Quoique dans l’air du temps, Kyss Mig commence comme Festen (Thomas Vinterberg, 1998) : une fête de famille d’où sourdrent toutes sortes d’embrouilles en puissance et où la caméra amateur tient une grande place, troisième œil voyeur qui récupère les mauvaises humeurs dégoulinantes. C’est l’ouverture d’une première partie austère, toute en sentiments contrariés.
Le film est sur le lesbianisme. Si je ne le cache pas, c’est que le film non plus. Mais comme beaucoup d’œuvres qui prêchent le vrai dans le but avoué de le faire accepter, Kyss Mig donne l’impression de se faire l’avocat du diable, comme s’il s’excusait d’aborder le sujet. Il faudra d’abord traverser des scènes de sexe dépassant le cadre illustratif, extrêmement pudiques mais aux points de vue pourtant multiples. C’est récurrent et long : bref, je ne sais pas si la réalisatrice voulait provoquer, malaiser ou insister, mais la valorisation est un outrage. Il suffit pour s’en rendre compte de compter les scènes qui ne contiennent ni plus ni moins qu’un lit.
Il y a une grande bulle d’amour qui grossit dans cette première partie et l’on va découvrir qu’elle l’altère. On n’a toutefois pas une vue extraordinaire dessus : des protagonistes moins soignés que d’autres sont soudain dedans sans avoir demandé leur reste, et les branchages les plus éloignés de l’arbre amoureux restent un peu trop dans l’ombre. Le passage sur « l’île » est comme une tentative de clin d’œil au Fårö de Bergman sans subtilité aucune.

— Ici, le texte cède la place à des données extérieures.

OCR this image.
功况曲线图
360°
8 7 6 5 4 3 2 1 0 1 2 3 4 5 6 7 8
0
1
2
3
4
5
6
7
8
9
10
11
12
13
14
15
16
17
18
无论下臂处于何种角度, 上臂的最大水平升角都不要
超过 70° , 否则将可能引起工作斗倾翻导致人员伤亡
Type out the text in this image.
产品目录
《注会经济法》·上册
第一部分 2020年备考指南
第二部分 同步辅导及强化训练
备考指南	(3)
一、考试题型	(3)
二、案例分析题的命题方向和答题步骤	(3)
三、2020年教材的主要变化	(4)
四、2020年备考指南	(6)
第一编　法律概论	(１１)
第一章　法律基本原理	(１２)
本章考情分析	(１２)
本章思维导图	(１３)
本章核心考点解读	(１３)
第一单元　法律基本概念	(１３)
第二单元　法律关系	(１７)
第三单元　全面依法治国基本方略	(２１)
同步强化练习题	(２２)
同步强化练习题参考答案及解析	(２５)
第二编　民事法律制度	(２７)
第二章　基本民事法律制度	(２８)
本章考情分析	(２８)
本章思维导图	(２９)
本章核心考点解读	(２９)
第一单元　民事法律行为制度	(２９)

Une bulle, normalement, est une sphère, mais Keining la prive de sa troisième dimension en créant la plus parfaite platitude avec les notions de coming out, et des parents qui apprennent à accepter leurs enfants à coup de « quelque chose ne va pas ? » vraiment fatigants. C’est quasiment de la vulgarisation, à ce stade, pas de l’art. Mais la bulle grandit. Si l’histoire finit à Barcelone, on a l’impression de voir pousser plus tôt que cela un beau soleil méditerranéen dans l’ambiance qui se transforme.
Les circonstances empirent mais les sentiments se libèrent en une belle et lente explosion d’acceptation de soi et de ses émotions. Ruth Vega Fernandez et Liv Mjönes sont adorables dans leurs rôles et pas trop mal supportées par le reste du casting. Si l’étiquette de « film lesbien » est malheureusement trop vite apposée sur Kyss Mig, que c’est une romance où la timidité tient lieu de motivation créatrice et que l’art n’est pas présent dans des alternances de champ / contrechamp peu photographiques, il a au moins la délicatesse de nous laisser éprouver des choses par nous-mêmes. Certains n’auront pas la patience de le découvrir, et c’est compréhensible, car c’est un peu tout ce qu’il y a à voir.